City seeks help with SOBE
Requests intervention in court case
YOUNGSTOWN — Arguing SOBE Thermal Energy Systems LLC’s receiver “failed to provide necessary and adequate steam service” to downtown Youngstown and “inexplicably” blamed its customers for the problems, city lawyers requested permission to intervene in the utility’s court case.
A Monday filing by the city law department requested Mahoning County Common Pleas Court Judge Anthony Donofrio and Magistrate Nicole Butler, who are overseeing SOBE’s receivership, permit Youngstown to intervene.
There is a previously scheduled telephone status conference set for today with Butler regarding SOBE’s receivership.
Donofrio and Butler both previously worked in Youngstown’s law department.
Signed by A. Joseph Fritz, senior assistant law director, the city’s Monday motion states it should be allowed to intervene because SOBE, through receiver Reg Martin, has been unable to provide steam service as ordered by the court; the city “has direct, substantial and legally protectable interests that directly related to the receivership, including the protection of public health within city limits;” and “disposition of this action without the city’s direct participation will impair the city’s ability to protect these interests.”
Martin was appointed SOBE receiver Sept. 26 by Donofrio at the request of the Public Utilities Commission of Ohio as the company was about to go out of business.

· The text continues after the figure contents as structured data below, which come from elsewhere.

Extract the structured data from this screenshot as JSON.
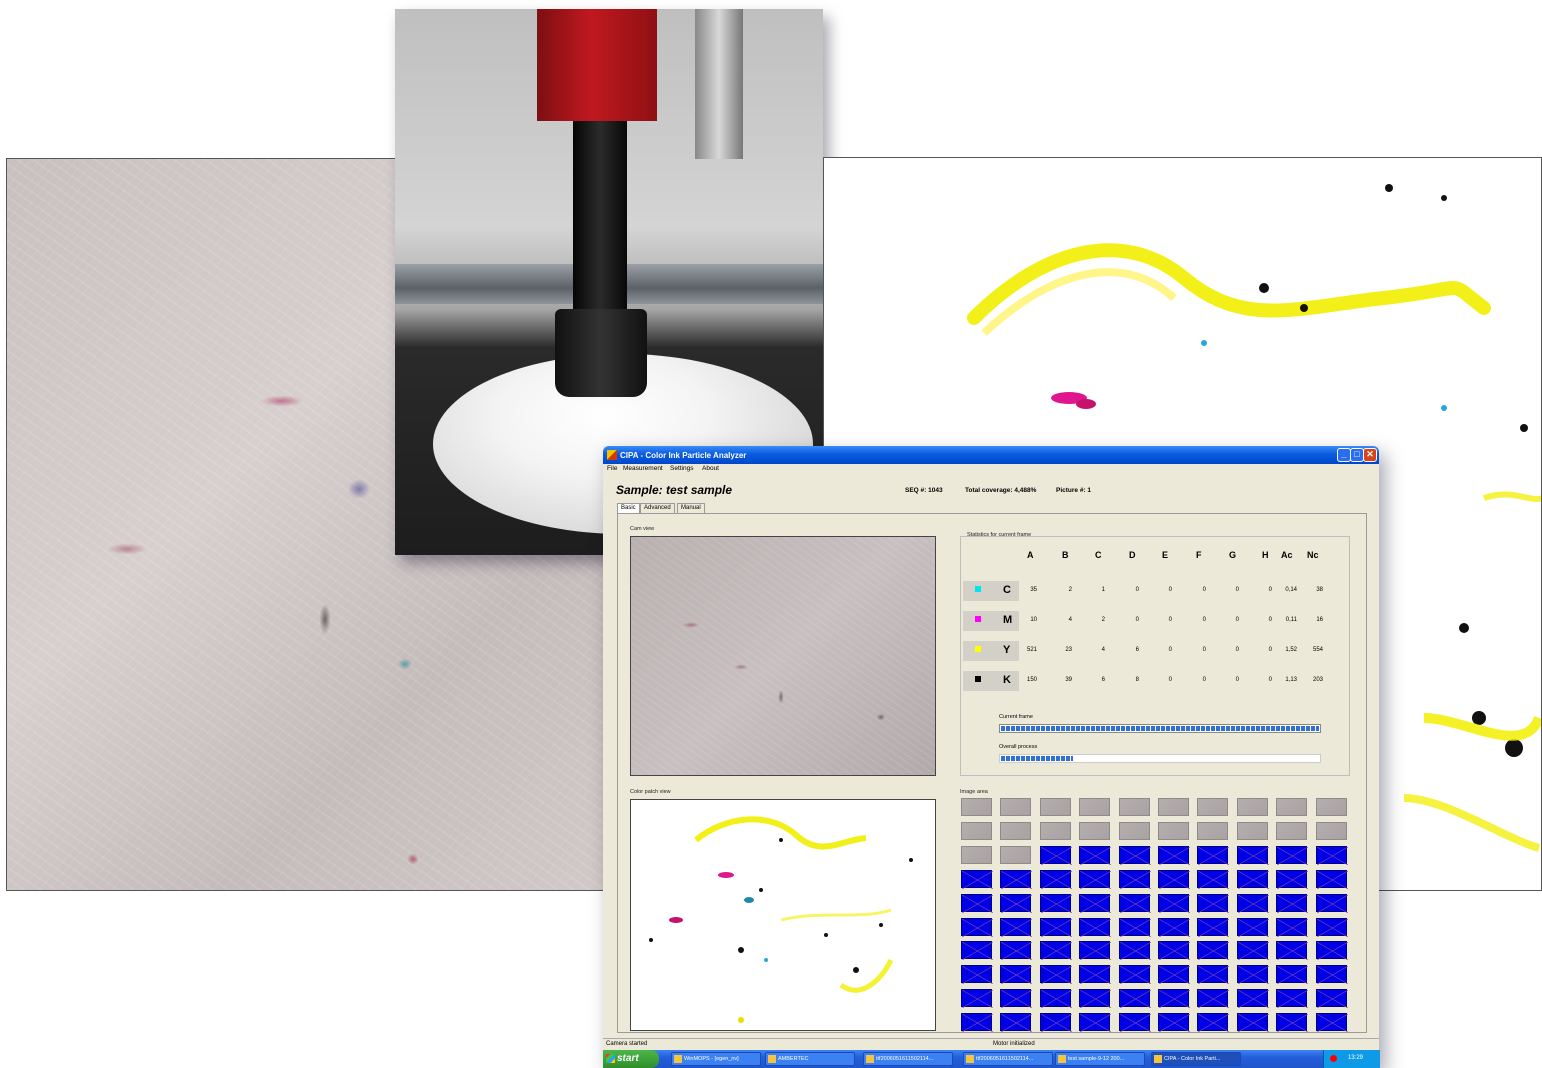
{
  "window": {
    "title": "CIPA - Color Ink Particle Analyzer",
    "minimize_glyph": "_",
    "maximize_glyph": "□",
    "close_glyph": "✕"
  },
  "menu": [
    "File",
    "Measurement",
    "Settings",
    "About"
  ],
  "header": {
    "sample_title": "Sample: test sample",
    "seq": "SEQ #:  1043",
    "coverage": "Total coverage: 4,488%",
    "picture": "Picture #: 1"
  },
  "tabs": [
    {
      "label": "Basic",
      "active": true
    },
    {
      "label": "Advanced",
      "active": false
    },
    {
      "label": "Manual",
      "active": false
    }
  ],
  "panels": {
    "cam_view": "Cam view",
    "color_patch_view": "Color patch view",
    "stats": "Statistics for current frame",
    "image_area": "Image area"
  },
  "stats": {
    "columns": [
      "A",
      "B",
      "C",
      "D",
      "E",
      "F",
      "G",
      "H",
      "Ac",
      "Nc"
    ],
    "rows": [
      {
        "label": "C",
        "color": "#00e5ee",
        "values": [
          "35",
          "2",
          "1",
          "0",
          "0",
          "0",
          "0",
          "0",
          "0,14",
          "38"
        ]
      },
      {
        "label": "M",
        "color": "#ff00ff",
        "values": [
          "10",
          "4",
          "2",
          "0",
          "0",
          "0",
          "0",
          "0",
          "0,11",
          "16"
        ]
      },
      {
        "label": "Y",
        "color": "#ffff00",
        "values": [
          "521",
          "23",
          "4",
          "6",
          "0",
          "0",
          "0",
          "0",
          "1,52",
          "554"
        ]
      },
      {
        "label": "K",
        "color": "#000000",
        "values": [
          "150",
          "39",
          "6",
          "8",
          "0",
          "0",
          "0",
          "0",
          "1,13",
          "203"
        ]
      }
    ]
  },
  "progress": {
    "current_frame_label": "Current frame",
    "current_frame_value": 1.0,
    "overall_label": "Overall process",
    "overall_value": 0.23
  },
  "image_area": {
    "cols": 10,
    "rows": 10,
    "processed_tiles": 22,
    "processed_color": "#b5aeae",
    "pending_color": "#0000e6"
  },
  "status": {
    "left": "Camera started",
    "right": "Motor initialized"
  },
  "taskbar": {
    "start": "start",
    "items": [
      {
        "label": "WinMOPS - [egen_nv]",
        "active": false
      },
      {
        "label": "AMBERTEC",
        "active": false
      },
      {
        "label": "ttf2006051611502114...",
        "active": false
      },
      {
        "label": "ttf2006051611502114...",
        "active": false
      },
      {
        "label": "test sample-9-12 200...",
        "active": false
      },
      {
        "label": "CIPA - Color Ink Parti...",
        "active": true
      }
    ],
    "clock": "13:29"
  }
}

SOBE provides steam heat and hot water to 28 buildings, which make up most of downtown Youngstown. It had its boiler repossessed Sept. 30, which would have made the insolvent company unable to provide utilities.
While city officials have expressed major concerns about Martin’s ability to run SOBE – city hall and the adjoining police department are among its biggest customers – the issue came to a head in recent days when SOBE was unable to provide heat to its customers during below zero temperatures.
SOBE couldn’t provide heat starting Jan. 27 and didn’t have a backup boiler operating until late Sunday. While the heat is working in some buildings, it could take until today for others.
Kenneth R. Goldberg, Martin’s court-appointed lawyer, wrote in a Thursday report to Donofrio that the lack of heat issue was “caused by the failure of the customers to maintain the pressure relief valves and / or the customer use of bypass lines that due to their smaller size provide decreased pressure and flow.”
A flange connected to the water supply line at SOBE broke Jan 27, causing the utility to shut down. SOBE contended it was operating by Wednesday, but its customers were without heat for days.
Goldberg contended in his Thursday filing that SOBE determined the problems to “be caused by the failure of the customers.”
While the city hasn’t requested intervention before to allow Martin to “remedy the numerous significant issues at” SOBE, Fritz wrote “the recent total and complete failure of SOBE to provide heat to city hall and other downtown buildings for six days represents a profound change in circumstance that can no longer allow the city to remain idle, particularly when the public health is at stake.”
Fritz wrote that “this is especially so given” Goldberg’s Thursday report, “which is so lacking in critical information that it prejudices this court’s ability to oversee both the receivership itself and SOBE’s statutory and court-ordered duty to provide ‘safe and adequate’ steam service to its customers.”
Fritz added that Goldberg’s report “inexplicably shifts blame to the building owners” for not having heat, adding, “This is simply not true” in bold.
Fritz wrote: “28 building owners have been dramatically and negatively impacted by SOBE’s complete failure to provide necessary and adequate service. A majority of businesses and tenants in downtown Youngstown have been disrupted and even further damage to the city’s infrastructure is imminent given the complete lack of heat during such cold winter months. Surely this court does not want to wait a week to be informed of something like this.”
In addition to city hall being without heat, Fritz wrote the downtown YMCA “was forced to limit its offerings,” local nonprofits “were without heat,” West 34 was forced to close, tenants at Wick Tower had to be put up in hotel rooms and Domestic Linen “had to dramatically reduce its operations.”
SOBE has operated with a 650-horsepower boiler combined with a 200-horsepower boiler, which provides more power than the 800-horsepower boiler repossessed Sept. 30 because of SOBE’s nonpayment.
But the two boilers were unable to generate heat for its customers last week.
A backup 800-horsepower boiler arrived Friday and was connected late Sunday, bring heat back Monday to some SOBE’s customers, including city hall, though it could take until today for the system to be fully operational.
John Rambo, SOBE’s general manager, wrote in a Monday email: “The extreme cold weather has also impacted the startup as some piping required replacement.”
Martin is renting the backup boiler and the 200-horsepower steam plant with the $750,000 he received as SOBE’s receiver from Enbridge Gas Ohio’s settlement of the 2024 Realty Tower gas explosion investigation by the PUCO.
When SOBE walked away from Youngstown and Martin took over, the company was insolvent, owing more than $4.5 million to its creditors, according to Goldberg.